The Kansas City Star once extolled: "If anyone could be considered a rock-star of the short story genre, it is Rebecca Makkai." The author, who's based in Chicago, can certainly spin a good tale: Her stories have been anthologized in The Best American Short Stories for four consecutive years and her latest collection, Music for Wartime, was captivating last summer; last fall, she taught the art at the prestigious Iowa Writer's Workshop. Which isn't to say she doesn't know her way around a novel. To date, she's published two: her debut The Borrower, and The Hundred-Year House, both critically acclaimed. Here, she inaugurates a new feature for Sweet in which we ask experts in their field to give us a recommendation, and tell us why it means so much to them. We asked Makkai (that last name is pronounced a bit like Hawaii), to write about her favorite short story ever, and we've been re-reading it ever since.

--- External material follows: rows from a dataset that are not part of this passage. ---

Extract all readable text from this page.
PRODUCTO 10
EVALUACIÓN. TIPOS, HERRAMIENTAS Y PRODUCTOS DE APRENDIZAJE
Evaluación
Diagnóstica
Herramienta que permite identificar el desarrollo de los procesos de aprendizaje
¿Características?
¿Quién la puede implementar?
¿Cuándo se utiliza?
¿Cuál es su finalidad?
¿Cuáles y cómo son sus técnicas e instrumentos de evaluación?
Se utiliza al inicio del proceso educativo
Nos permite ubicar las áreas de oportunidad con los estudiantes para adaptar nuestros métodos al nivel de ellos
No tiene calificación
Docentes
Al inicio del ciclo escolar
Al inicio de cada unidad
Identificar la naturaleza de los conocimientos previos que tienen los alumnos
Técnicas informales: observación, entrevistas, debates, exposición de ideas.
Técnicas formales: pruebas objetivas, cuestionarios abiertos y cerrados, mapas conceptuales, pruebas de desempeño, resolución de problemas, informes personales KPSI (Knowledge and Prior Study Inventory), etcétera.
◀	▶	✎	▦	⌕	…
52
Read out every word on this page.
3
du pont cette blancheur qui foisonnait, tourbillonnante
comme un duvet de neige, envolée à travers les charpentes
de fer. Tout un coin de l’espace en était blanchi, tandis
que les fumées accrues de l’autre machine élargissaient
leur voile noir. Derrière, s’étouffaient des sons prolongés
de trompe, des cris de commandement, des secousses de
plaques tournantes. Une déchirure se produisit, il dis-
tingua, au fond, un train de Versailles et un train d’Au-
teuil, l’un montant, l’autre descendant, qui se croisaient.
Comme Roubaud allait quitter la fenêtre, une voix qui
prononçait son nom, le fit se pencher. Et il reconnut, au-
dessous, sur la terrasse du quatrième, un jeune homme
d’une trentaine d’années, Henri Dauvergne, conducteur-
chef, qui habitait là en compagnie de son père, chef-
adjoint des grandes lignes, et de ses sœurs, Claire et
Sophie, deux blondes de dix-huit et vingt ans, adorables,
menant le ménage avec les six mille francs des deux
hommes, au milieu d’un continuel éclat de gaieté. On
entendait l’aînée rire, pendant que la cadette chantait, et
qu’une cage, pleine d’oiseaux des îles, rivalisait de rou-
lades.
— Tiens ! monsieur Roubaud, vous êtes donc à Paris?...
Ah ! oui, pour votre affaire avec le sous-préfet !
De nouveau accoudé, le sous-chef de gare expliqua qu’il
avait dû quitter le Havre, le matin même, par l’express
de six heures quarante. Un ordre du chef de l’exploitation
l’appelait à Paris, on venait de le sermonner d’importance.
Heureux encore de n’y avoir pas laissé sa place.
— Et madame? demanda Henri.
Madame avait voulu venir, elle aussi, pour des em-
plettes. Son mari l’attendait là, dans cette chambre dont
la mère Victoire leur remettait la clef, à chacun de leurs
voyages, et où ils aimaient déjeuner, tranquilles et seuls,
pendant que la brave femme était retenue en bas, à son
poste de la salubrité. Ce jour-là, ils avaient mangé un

The summer before my senior year of college, I failed to get a job. I was used to having no money, so I just lived on nearly expired canned goods from the back of my mother's pantry and figured it was my job to prepare for my upcoming English comp exams (two days of testing for every lit major) by reading the big authors I'd missed. I got anthologies from the library and made my way through Frost, Welty, Eliot.
All I knew about Flannery O'Connor, heading into her story "Good Country People," was her deep southern Catholicism, and that she lived with her parents until she died young, from lupus. I figured the story would be sweet, sentimental, redemptive.
My eyes were rolling before I'd read the first word.
And the story seemed to bear it out. Here was Hulga, an angry, atheist intellectual with an artificial leg, slowly learning to trust the young Bible salesman who had come to her mother's house. They went up into a hayloft together, and I was about to start skimming through the inevitable scenes of salvation and prayer. Presumably, they'd also fall in love.
And then I was reminding myself to breathe as the salesman pulled a flask from what turned out to be a hollowed-out bible, as he convinced Hulga to unscrew her leg for completely nefarious purposes, as he ran away.
I lay back on my bedspread and spent five minutes blinking at the ceiling.
I'd learn later that O'Connor was a master of misdirection, that this wasn't her only sucker-punch story, that I wasn't her only fool.
In that moment, I only understood: This is what a story can do. I never felt that way again. I've found even more stunning stories—it's just that you don't forget your first time.
These days, I assign her story "A Good Man Is Hard to Find"—an even bleaker, meaner tale—to my undergrads. I hand out the pages and explain that O'Connor was a mild-mannered religious woman who lived with her parents. Then I tell them to have a great weekend.